I have an locally downloaded HTM file that I cannot parse more than one level deep in R. I think it's because everything past that first level is behind an external pointer. I cannot share the file here because it is sensitive information. But, my code basically looks like the following.
data_file <- "myfile.htm"
data_html <- read_html("myfile.htm")
data_html consists of a list with two parts, $node and $doc.
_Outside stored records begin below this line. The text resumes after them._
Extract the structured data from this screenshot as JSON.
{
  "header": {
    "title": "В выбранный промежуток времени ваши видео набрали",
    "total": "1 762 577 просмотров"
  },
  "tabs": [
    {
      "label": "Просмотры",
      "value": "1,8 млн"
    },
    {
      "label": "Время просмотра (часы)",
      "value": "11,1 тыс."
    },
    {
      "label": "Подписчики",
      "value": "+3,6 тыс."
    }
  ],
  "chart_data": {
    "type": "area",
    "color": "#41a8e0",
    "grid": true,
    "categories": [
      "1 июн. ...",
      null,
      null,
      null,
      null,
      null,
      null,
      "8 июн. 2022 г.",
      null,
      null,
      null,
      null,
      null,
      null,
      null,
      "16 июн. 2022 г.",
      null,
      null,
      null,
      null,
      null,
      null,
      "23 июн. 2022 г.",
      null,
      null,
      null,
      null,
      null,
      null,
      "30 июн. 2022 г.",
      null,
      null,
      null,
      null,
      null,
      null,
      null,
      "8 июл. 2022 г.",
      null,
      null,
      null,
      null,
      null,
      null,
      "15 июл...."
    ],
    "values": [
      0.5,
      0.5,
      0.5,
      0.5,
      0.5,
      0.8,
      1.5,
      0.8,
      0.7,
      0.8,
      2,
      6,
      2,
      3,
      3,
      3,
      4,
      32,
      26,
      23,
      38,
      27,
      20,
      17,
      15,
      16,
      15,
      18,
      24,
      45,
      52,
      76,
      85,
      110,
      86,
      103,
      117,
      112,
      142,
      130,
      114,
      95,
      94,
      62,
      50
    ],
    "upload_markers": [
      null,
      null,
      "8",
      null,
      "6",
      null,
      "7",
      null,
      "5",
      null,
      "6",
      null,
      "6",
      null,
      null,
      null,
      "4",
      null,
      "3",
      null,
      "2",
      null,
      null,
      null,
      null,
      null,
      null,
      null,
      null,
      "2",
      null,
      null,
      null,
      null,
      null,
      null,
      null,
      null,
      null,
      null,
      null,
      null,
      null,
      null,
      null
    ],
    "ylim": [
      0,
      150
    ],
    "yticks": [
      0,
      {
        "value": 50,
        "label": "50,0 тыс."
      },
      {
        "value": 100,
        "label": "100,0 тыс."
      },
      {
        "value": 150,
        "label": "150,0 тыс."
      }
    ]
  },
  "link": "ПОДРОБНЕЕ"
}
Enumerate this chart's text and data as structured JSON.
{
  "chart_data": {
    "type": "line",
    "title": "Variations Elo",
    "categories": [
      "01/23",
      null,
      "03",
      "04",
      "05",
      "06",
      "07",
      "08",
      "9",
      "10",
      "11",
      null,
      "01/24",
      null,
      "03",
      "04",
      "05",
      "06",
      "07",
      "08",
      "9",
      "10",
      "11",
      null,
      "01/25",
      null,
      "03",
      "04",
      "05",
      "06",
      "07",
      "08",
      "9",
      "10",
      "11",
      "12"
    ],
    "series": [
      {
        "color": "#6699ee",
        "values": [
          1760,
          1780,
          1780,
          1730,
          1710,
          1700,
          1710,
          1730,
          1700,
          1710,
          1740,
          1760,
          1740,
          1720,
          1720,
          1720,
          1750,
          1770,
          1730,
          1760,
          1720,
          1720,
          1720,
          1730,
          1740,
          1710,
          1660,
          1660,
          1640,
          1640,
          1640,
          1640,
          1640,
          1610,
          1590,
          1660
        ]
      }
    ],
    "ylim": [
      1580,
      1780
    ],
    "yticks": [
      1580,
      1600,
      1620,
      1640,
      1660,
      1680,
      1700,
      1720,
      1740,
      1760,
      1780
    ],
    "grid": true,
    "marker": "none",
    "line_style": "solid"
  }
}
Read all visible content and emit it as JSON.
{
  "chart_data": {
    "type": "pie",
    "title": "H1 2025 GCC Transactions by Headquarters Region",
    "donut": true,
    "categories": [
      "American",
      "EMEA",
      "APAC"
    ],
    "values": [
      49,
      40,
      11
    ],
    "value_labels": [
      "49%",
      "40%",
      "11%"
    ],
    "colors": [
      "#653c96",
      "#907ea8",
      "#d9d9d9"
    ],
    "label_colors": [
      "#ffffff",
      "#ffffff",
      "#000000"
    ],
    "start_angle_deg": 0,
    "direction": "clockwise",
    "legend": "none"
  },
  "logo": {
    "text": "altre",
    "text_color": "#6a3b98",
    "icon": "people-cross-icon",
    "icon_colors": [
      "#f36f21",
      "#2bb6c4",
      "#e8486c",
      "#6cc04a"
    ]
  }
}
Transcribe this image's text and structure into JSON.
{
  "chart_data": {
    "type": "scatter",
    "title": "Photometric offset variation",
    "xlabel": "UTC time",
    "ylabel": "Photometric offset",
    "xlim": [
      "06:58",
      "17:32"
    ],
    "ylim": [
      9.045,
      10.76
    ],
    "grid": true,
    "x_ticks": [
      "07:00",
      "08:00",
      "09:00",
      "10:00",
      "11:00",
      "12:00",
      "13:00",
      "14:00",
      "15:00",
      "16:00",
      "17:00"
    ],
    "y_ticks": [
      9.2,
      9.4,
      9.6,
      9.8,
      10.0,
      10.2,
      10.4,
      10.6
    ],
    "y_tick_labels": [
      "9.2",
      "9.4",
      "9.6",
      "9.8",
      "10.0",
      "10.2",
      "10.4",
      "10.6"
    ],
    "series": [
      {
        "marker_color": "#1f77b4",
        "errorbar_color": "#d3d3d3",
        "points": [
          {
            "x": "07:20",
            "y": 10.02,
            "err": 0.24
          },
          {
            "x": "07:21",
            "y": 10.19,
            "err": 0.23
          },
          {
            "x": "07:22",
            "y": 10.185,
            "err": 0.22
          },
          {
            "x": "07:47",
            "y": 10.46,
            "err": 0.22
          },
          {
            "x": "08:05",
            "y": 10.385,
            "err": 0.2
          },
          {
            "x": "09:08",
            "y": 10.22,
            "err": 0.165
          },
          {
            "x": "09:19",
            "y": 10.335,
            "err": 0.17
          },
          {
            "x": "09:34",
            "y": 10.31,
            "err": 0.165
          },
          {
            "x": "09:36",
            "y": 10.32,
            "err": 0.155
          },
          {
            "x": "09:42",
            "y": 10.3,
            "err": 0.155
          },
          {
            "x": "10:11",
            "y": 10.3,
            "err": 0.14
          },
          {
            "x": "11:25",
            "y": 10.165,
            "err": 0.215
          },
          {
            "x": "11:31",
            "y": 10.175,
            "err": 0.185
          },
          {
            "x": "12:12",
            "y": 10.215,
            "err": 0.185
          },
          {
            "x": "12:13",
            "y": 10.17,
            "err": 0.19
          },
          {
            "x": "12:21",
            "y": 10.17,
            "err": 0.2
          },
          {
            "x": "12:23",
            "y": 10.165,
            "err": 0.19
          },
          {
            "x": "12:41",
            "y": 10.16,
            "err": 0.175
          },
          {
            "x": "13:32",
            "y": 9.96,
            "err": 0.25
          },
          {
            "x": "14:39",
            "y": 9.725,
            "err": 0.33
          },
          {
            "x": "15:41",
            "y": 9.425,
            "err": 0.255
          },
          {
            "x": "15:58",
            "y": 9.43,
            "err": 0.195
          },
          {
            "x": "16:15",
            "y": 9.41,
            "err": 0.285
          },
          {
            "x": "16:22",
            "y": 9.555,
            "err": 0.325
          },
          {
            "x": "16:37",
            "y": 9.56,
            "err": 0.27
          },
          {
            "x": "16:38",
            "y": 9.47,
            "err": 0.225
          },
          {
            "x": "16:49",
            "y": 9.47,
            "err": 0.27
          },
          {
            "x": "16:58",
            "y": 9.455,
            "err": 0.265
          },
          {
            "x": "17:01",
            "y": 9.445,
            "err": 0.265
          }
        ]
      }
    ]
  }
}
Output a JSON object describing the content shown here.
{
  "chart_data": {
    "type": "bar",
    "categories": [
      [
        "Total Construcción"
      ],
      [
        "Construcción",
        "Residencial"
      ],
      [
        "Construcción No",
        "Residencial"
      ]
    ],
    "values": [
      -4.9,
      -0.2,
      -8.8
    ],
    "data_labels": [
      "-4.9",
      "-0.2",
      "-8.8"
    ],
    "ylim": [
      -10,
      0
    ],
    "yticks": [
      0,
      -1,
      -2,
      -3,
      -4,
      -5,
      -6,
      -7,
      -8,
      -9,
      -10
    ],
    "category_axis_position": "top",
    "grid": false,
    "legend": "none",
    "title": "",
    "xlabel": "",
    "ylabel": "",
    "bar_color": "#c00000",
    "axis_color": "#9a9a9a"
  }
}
Both of these are objects or classes.
Here are some things I have tried:
getNodeSet(data_html)
getNodeSet(data_html) Error in UseMethod("xpathApply") : no applicable method for 'xpathApply' applied to an object of class "c('xml_document', 'xml_node')"
I have tried to read in the file with readLines and subsetting down to which lines have the word 'table' in them, but then the same issue as above arises, where methods I apply don't like the fact it's an xml document, xml node, internal xml document, internal xml content, etc. I want to extract the data tables from this saved local document (really, a website).
data_readLines <- readLines("myfile.htm")
data_readLines <- data_readLines[which(str_count(data_readLines,'table') >= 2)]
toHTML(data_readLines[1]) %>% html_table()
toHTML(data_readLines[1]) %>% html_table() Error in UseMethod("html_table") : no applicable method for 'html_table' applied to an object of class "c('XMLInternalElementNode', 'XMLInternalNode', 'XMLAbstractNode')"
I've tried some rather crazy things like:
xml_children(xml_children(xml_children(data_html)))
Which returns:
xml_children(xml_children(xml_children(data_html))) {xml_nodeset (4)} [1] Report Help [2] Updated 10-02-2023 13:31:29 [3] Summary Card [4] \n\nDescr ...
But, there's gotta be something out there that will do this. Any ideas on how to get the "tables" out of this mess would be great. Sorry about having no reproducible example here. I just can't share the data and I don't know how to make a fake example.